In this embodiment, the first and second expansion zones 504, 506
are biased into an open configuration, but they may alternatively
be configured to be rolled outward by a longitudinal compression of
the elongate body portion 510 of the rivet 500 to expand to the
position shown in FIG. 5C. FIG. 5D shows a longitudinal
cross-section of FIG. 5C taken along a line 5D-5D, in diagrammatic
fashion. As shown therein, the first and second expansion zones
504, 506 are "curled open" or "rolled open" on either side of the
tissue capture zone 510a.
[0031] Those of skill in the art will appreciate that, in a method
of applying a rivet 500, a central mandrel is not needed to expand
the rivet. A central mandrel may be used to retain the rivet in a
delivery sheath until desired deployment/expansion, and an outer
sheath may be used to restrain the rivet 500 from
deploying/expanding until it is in a desired position.

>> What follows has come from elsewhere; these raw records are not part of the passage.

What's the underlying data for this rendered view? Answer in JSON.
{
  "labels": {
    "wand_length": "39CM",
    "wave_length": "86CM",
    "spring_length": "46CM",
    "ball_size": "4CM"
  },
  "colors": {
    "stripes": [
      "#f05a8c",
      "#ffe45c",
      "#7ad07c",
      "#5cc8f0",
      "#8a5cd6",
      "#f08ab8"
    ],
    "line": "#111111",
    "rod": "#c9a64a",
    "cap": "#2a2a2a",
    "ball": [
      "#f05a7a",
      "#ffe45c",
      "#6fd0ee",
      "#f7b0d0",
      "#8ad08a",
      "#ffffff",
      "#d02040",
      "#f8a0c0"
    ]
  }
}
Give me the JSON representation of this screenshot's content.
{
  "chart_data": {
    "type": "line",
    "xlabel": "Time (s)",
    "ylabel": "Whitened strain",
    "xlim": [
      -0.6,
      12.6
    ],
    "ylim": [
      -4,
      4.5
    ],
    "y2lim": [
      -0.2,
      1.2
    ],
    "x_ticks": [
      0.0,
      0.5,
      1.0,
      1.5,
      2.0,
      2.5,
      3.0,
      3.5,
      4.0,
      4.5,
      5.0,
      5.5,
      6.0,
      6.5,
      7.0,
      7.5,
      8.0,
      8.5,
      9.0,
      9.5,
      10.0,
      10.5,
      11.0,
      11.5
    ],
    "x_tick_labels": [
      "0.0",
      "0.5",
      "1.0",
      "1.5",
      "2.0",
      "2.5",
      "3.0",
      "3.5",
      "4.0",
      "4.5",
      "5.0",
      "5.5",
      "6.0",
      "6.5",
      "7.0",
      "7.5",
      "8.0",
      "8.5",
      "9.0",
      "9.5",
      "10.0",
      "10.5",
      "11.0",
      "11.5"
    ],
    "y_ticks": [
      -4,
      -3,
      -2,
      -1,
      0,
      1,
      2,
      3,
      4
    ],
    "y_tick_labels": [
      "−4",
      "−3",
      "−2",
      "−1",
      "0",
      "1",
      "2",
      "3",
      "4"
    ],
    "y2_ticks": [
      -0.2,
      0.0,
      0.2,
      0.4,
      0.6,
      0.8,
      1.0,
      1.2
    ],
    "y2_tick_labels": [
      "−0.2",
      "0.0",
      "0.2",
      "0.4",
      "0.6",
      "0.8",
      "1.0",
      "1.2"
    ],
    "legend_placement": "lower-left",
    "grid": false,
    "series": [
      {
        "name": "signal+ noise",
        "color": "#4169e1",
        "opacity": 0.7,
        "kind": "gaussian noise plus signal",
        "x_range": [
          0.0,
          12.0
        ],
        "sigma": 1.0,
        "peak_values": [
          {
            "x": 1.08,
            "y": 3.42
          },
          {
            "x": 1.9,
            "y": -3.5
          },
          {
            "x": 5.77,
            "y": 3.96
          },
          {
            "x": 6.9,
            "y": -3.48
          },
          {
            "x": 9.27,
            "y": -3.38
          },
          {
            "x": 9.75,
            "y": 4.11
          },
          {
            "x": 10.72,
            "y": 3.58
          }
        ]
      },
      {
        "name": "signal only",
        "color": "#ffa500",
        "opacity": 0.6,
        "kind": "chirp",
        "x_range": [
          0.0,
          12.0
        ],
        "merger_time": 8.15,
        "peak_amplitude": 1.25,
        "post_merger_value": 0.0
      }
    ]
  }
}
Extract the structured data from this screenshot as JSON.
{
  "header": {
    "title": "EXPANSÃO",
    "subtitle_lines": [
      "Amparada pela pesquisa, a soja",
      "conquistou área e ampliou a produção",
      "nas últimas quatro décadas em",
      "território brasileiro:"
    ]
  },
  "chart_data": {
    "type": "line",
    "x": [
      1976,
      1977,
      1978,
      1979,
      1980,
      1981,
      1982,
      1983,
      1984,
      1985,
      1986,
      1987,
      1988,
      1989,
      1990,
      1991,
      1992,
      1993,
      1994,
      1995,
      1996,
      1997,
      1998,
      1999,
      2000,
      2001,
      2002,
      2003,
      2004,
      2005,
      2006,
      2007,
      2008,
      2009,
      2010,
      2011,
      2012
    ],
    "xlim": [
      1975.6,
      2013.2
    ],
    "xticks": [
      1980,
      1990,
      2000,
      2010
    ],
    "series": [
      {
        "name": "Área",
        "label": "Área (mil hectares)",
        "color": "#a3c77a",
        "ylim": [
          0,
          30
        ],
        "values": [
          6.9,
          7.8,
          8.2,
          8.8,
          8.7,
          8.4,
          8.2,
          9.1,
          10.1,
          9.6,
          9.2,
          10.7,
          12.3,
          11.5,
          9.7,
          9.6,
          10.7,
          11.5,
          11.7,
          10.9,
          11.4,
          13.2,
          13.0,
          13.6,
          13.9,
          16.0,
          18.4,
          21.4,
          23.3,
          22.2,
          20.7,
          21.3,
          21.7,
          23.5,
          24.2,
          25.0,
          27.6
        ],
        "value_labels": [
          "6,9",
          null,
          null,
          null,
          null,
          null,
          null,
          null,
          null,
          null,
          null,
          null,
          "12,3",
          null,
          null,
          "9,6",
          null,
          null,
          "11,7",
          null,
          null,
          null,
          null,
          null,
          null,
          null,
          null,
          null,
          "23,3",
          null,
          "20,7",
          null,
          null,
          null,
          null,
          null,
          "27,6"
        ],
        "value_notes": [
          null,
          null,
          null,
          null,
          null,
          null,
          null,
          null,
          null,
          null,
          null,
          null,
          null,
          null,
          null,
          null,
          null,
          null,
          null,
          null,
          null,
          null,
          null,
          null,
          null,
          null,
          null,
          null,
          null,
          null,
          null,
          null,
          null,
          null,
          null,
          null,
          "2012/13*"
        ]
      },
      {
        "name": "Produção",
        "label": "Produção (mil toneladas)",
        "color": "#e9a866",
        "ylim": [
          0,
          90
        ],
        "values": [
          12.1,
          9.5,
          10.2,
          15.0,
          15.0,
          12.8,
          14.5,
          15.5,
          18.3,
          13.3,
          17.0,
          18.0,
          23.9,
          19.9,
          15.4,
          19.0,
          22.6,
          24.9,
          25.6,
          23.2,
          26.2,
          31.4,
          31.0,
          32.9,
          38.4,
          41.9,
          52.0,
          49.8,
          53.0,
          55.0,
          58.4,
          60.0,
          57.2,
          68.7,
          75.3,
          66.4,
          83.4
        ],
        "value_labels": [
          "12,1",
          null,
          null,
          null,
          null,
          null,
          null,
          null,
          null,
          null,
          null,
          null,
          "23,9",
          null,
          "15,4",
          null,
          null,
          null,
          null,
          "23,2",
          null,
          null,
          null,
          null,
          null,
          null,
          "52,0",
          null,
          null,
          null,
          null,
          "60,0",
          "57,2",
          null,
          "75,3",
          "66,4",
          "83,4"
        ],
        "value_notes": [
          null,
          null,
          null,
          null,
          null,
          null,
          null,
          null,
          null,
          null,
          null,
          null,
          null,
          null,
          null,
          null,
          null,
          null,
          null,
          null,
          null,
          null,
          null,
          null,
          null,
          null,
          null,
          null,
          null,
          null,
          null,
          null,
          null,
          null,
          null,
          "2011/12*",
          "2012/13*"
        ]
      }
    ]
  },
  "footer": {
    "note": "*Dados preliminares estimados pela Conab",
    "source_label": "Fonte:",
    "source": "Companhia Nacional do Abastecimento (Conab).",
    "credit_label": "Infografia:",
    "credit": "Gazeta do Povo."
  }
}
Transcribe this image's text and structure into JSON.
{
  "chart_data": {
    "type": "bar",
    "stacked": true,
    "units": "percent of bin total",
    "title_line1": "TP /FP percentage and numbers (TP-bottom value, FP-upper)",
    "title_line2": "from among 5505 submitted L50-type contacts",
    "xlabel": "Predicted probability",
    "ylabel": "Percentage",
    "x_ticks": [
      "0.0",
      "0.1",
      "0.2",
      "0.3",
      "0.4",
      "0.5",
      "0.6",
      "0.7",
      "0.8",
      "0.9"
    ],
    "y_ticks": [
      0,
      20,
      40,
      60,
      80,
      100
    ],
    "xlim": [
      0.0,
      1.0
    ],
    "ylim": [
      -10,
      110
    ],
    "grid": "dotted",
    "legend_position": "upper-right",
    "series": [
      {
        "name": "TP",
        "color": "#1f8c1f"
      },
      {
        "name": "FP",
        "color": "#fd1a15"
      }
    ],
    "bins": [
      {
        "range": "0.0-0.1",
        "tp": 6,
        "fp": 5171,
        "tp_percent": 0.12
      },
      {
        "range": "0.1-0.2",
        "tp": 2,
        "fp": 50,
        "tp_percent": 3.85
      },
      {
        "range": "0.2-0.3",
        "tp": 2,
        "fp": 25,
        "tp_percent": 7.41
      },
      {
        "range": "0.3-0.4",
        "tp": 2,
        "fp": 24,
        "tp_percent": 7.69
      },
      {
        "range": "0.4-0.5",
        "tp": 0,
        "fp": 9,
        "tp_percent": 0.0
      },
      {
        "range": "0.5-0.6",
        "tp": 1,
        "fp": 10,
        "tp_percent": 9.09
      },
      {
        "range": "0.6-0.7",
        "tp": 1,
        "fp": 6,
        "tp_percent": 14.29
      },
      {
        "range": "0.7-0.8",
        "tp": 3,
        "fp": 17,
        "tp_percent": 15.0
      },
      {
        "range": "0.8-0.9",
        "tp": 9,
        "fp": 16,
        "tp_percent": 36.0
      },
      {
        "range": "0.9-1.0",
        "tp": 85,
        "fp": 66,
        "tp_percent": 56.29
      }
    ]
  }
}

Thus,
deployment of a rivet 500 may be effected in a manner similar to
that shown in FIGS. 3A-3F, except that the mandrel 250 plays a
longitudinal retaining role, and expansion is accomplished by
releasing the first or second expansion zone 504, 506 from the
outer sheath 230--either by retracting the outer sheath 230, or
using the inner sheath 240 to advance a portion of the rivet 500
distally past the distal end of the outer sheath 230 where the
rivet 500 is able to open into its biased-open shape to form the
first or second securement region 512, 514.
[0032] Those of skill in the art will appreciate that the different
petal/expansion zone configurations shown and described may be
combined with each other or with other petal/expansion zone
embodiments within the scope of the present invention. Those of
skill in the art will appreciate that other embodiments of the
rivet introduction device and system described herein may also be
practiced within the scope of the present application. It is
therefore intended that the foregoing detailed description be
regarded as illustrative rather than limiting. It should be
understood that the following claims, including all equivalents,
are intended to define the spirit and scope of this invention.